O primado da contemplação

Lc 10,38-42

Naquele tempo, Jesus entrou num povoado, e certa mulher, de nome Marta, recebeu-o em sua casa. Sua irmã, chamada Maria, sentou-se aos pés do Senhor, e escutava a sua palavra. Marta, porém, estava ocupada com muitos afazeres. Ela aproximou-se e disse: “Senhor, não te importas que minha irmã me deixe sozinha, com todo o serviço? Manda que ela me venha ajudar!” O Senhor, porém, lhe respondeu: “Marta, Marta! Tu te preocupas e andas agitada por muitas coisas. Porém, uma só coisa é necessária. Maria escolheu a melhor parte e esta não lhe será tirada”.

 

A interpretação habitual e certamente correta desta passagem evangélica é que a dimensão contemplativa deve ocupar o primeiro lugar na nossa vida, mesmo acima da ação. É por isso que as comunidades contemplativas – ou seja, aquelas que se dedicam inteiramente à oração e ao caminho de transformação interior – têm um lugar especial na Igreja.

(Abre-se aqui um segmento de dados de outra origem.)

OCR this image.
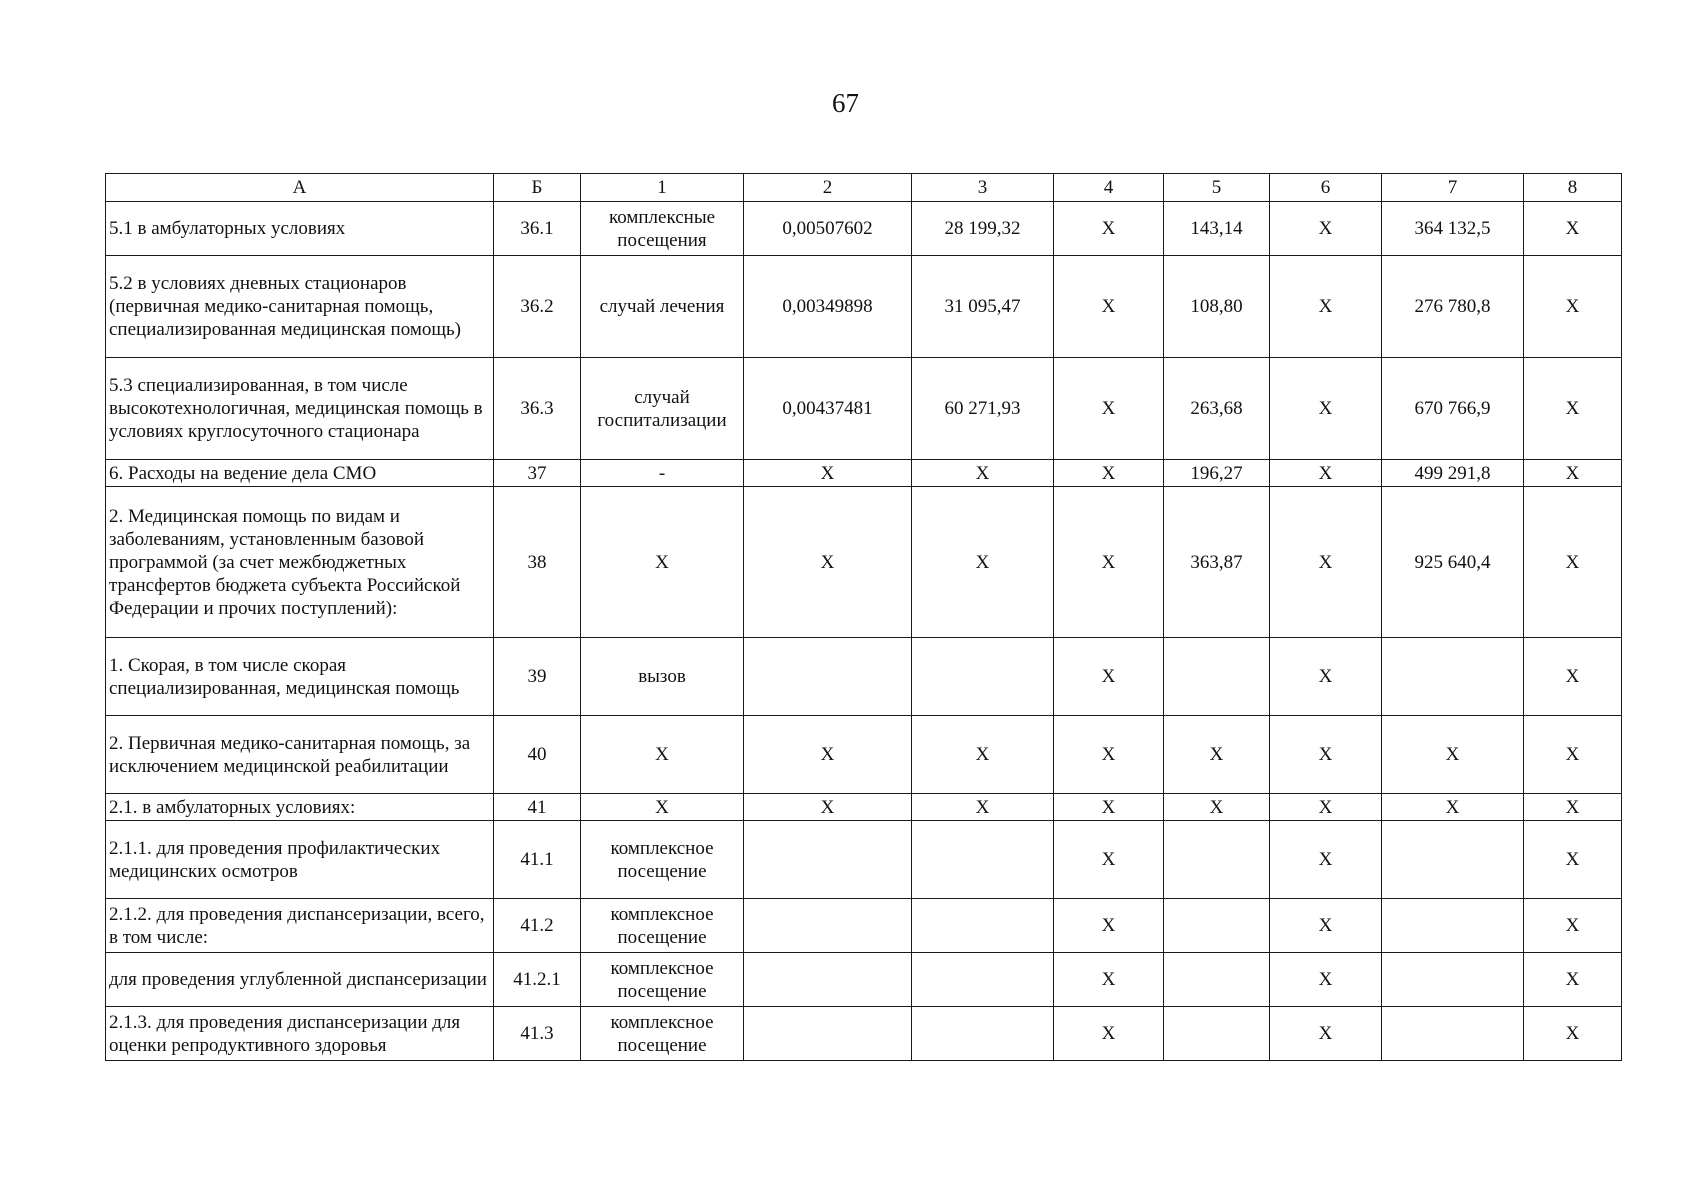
67
А	Б	1	2	3	4	5	6	7	8
5.1 в амбулаторных условиях	36.1	комплексные посещения	0,00507602	28 199,32	X	143,14	X	364 132,5	X
5.2 в условиях дневных стационаров (первичная медико-санитарная помощь, специализированная медицинская помощь)	36.2	случай лечения	0,00349898	31 095,47	X	108,80	X	276 780,8	X
5.3 специализированная, в том числе высокотехнологичная, медицинская помощь в условиях круглосуточного стационара	36.3	случай госпитализации	0,00437481	60 271,93	X	263,68	X	670 766,9	X
6. Расходы на ведение дела СМО	37	-	X	X	X	196,27	X	499 291,8	X
2. Медицинская помощь по видам и заболеваниям, установленным базовой программой (за счет межбюджетных трансфертов бюджета субъекта Российской Федерации и прочих поступлений):	38	X	X	X	X	363,87	X	925 640,4	X
1. Скорая, в том числе скорая специализированная, медицинская помощь	39	вызов			X		X		X
2. Первичная медико-санитарная помощь, за исключением медицинской реабилитации	40	X	X	X	X	X	X	X	X
2.1. в амбулаторных условиях:	41	X	X	X	X	X	X	X	X
2.1.1. для проведения профилактических медицинских осмотров	41.1	комплексное посещение			X		X		X
2.1.2. для проведения диспансеризации, всего, в том числе:	41.2	комплексное посещение			X		X		X
для проведения углубленной диспансеризации	41.2.1	комплексное посещение			X		X		X
2.1.3. для проведения диспансеризации для оценки репродуктивного здоровья	41.3	комплексное посещение			X		X		X
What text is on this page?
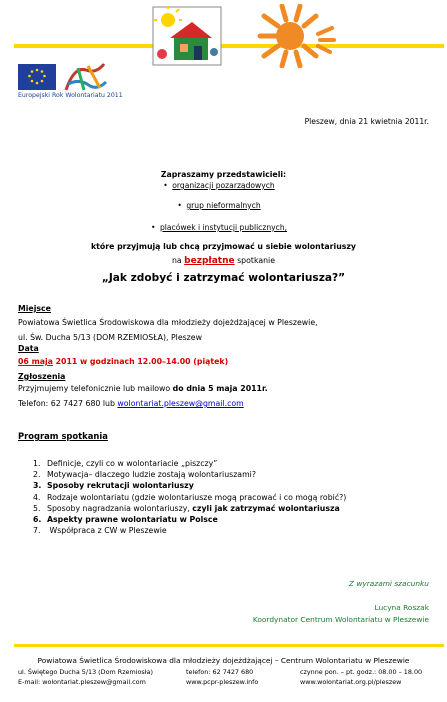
Europejski Rok Wolontariatu 2011
Pleszew, dnia 21 kwietnia 2011r.
Zapraszamy przedstawicieli:
• organizacji pozarządowych
• grup nieformalnych
• placówek i instytucji publicznych,
które przyjmują lub chcą przyjmować u siebie wolontariuszy
na bezpłatne spotkanie
„Jak zdobyć i zatrzymać wolontariusza?”
Miejsce
Powiatowa Świetlica Środowiskowa dla młodzieży dojeżdżającej w Pleszewie,
ul. Św. Ducha 5/13 (DOM RZEMIOSŁA), Pleszew
Data
06 maja 2011 w godzinach 12.00–14.00 (piątek)
Zgłoszenia
Przyjmujemy telefonicznie lub mailowo do dnia 5 maja 2011r.
Telefon: 62 7427 680 lub wolontariat.pleszew@gmail.com
Program spotkania
1. Definicje, czyli co w wolontariacie „piszczy”
2. Motywacja– dlaczego ludzie zostają wolontariuszami?
3. Sposoby rekrutacji wolontariuszy
4. Rodzaje wolontariatu (gdzie wolontariusze mogą pracować i co mogą robić?)
5. Sposoby nagradzania wolontariuszy, czyli jak zatrzymać wolontariusza
6. Aspekty prawne wolontariatu w Polsce
7. Współpraca z CW w Pleszewie
Z wyrazami szacunku
Lucyna Roszak
Koordynator Centrum Wolontariatu w Pleszewie
Powiatowa Świetlica Środowiskowa dla młodzieży dojeżdżającej – Centrum Wolontariatu w Pleszewie
ul. Świętego Ducha 5/13 (Dom Rzemiosła)
E-mail: wolontariat.pleszew@gmail.com
telefon: 62 7427 680
www.pcpr-pleszew.info
czynne pon. – pt. godz.: 08.00 – 18.00
www.wolontariat.org.pl/pleszew
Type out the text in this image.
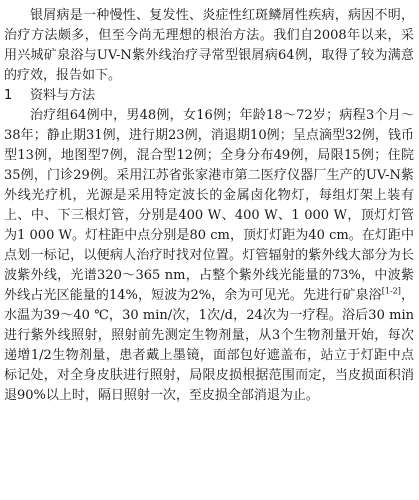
银屑病是一种慢性、复发性、炎症性红斑鳞屑性疾病，病因不明，治疗方法颇多，但至今尚无理想的根治方法。我们自2008年以来，采用兴城矿泉浴与UV-N紫外线治疗寻常型银屑病64例，取得了较为满意的疗效，报告如下。

1 资料与方法

治疗组64例中，男48例，女16例；年龄18～72岁；病程3个月～38年；静止期31例，进行期23例，消退期10例；呈点滴型32例，钱币型13例，地图型7例，混合型12例；全身分布49例，局限15例；住院35例，门诊29例。采用江苏省张家港市第二医疗仪器厂生产的UV-N紫外线光疗机，光源是采用特定波长的金属卤化物灯，每组灯架上装有上、中、下三根灯管，分别是400 W、400 W、1 000 W，顶灯灯管为1 000 W。灯柱距中点分别是80 cm，顶灯灯距为40 cm。在灯距中点划一标记，以便病人治疗时找对位置。灯管辐射的紫外线大部分为长波紫外线，光谱320～365 nm，占整个紫外线光能量的73%，中波紫外线占光区能量的14%，短波为2%，余为可见光。先进行矿泉浴[1-2]，水温为39～40 ℃，30 min/次，1次/d，24次为一疗程。浴后30 min进行紫外线照射，照射前先测定生物剂量，从3个生物剂量开始，每次递增1/2生物剂量，患者戴上墨镜，面部包好遮盖布，站立于灯距中点标记处，对全身皮肤进行照射，局限皮损根据范围而定，当皮损面积消退90%以上时，隔日照射一次，至皮损全部消退为止。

Na turbulência da Revolução Francesa, por exemplo, as ordens contemplativas deixaram de ser toleradas e foram obrigadas a converter os seus mosteiros em comunidades ativas, a fornecer educação, serviços de saúde, etc., porque a dimensão da vida interior não era compreendida.

De fato, quando o homem se afasta de Deus, opõe-se em primeiro lugar à contemplação, pois os frutos desse caminho só podem ser reconhecidos com os olhos da fé. A contemplação escapa, por assim dizer, à lógica da vida natural. Como bem disse São Paulo: “O homem não espiritual não percebe as coisas do Espírito de Deus, porque são loucura para ele e não pode conhecê-las, pois só podem ser julgadas segundo o Espírito” (1Cor 2,14). E como não compreende as coisas de Deus, o seu primeiro ataque será dirigido contra aquilo que mais glorifica a Deus, que é precisamente este estilo de vida, totalmente centrado no Senhor, no qual se realiza de modo especial a intimidade da relação de amor entre Deus e o homem.

Santa Marta também teve de ser corrigida pelo Senhor para O compreender mais profundamente. Ela pensava certamente que Jesus a apoiaria ao pedir a ajuda da sua irmã. Mas, como em tantas outras ocasiões, o Senhor dá-lhe uma resposta totalmente inesperada e alarga-lhe o horizonte.

 Maria, pelo contrário, compreende melhor o significado da presença de Jesus. Se o Senhor está presente, a primeira coisa a fazer é ouvi-lo e interiorizar as suas palavras.

A vida contemplativa repousa no coração do Pai e procura viver e cultivar o seu amor. Isto acontece sobretudo na oração. De fato, o próprio Deus quer habitar nos nossos corações (cf. Jo 14,23), e era mais fácil para Jesus comunicar com uma Maria, atenta às suas palavras e sentada aos seus pés, do que com uma Marta, demasiado ocupada com as tarefas domésticas.

É esta atitude de acolhimento que corresponde à vida da graça, porque a graça precede-nos sempre e oferece-se a nós. É Deus que age, movido pelo amor; é Ele que se dá a nós, mas precisa da nossa resposta receptiva. E então, tendo interiorizado a vontade de Deus, seremos também capazes de agir corretamente.

 Por isso, somos chamados a ser, antes de mais nada, receptivos e ouvintes, para que, conhecendo Deus mais profundamente, possamos agir no seu Espírito.

 Nunca perdemos tempo quando o dedicamos a Deus da maneira correta! Os mestres da vida espiritual têm razão quando insistem em que toda a obra feita em conformidade com a vontade de Deus e com pureza de coração tem um caráter sobrenatural; essas obras ultrapassam as que fazemos por nossa própria boa vontade a um nível meramente natural!

Esta é a ordem e o equilíbrio corretos: primeiro a oração e depois as obras. Se aplicarmos este critério no lugar onde Deus nos colocou, os frutos serão grandes e enriquecerão a nossa vida.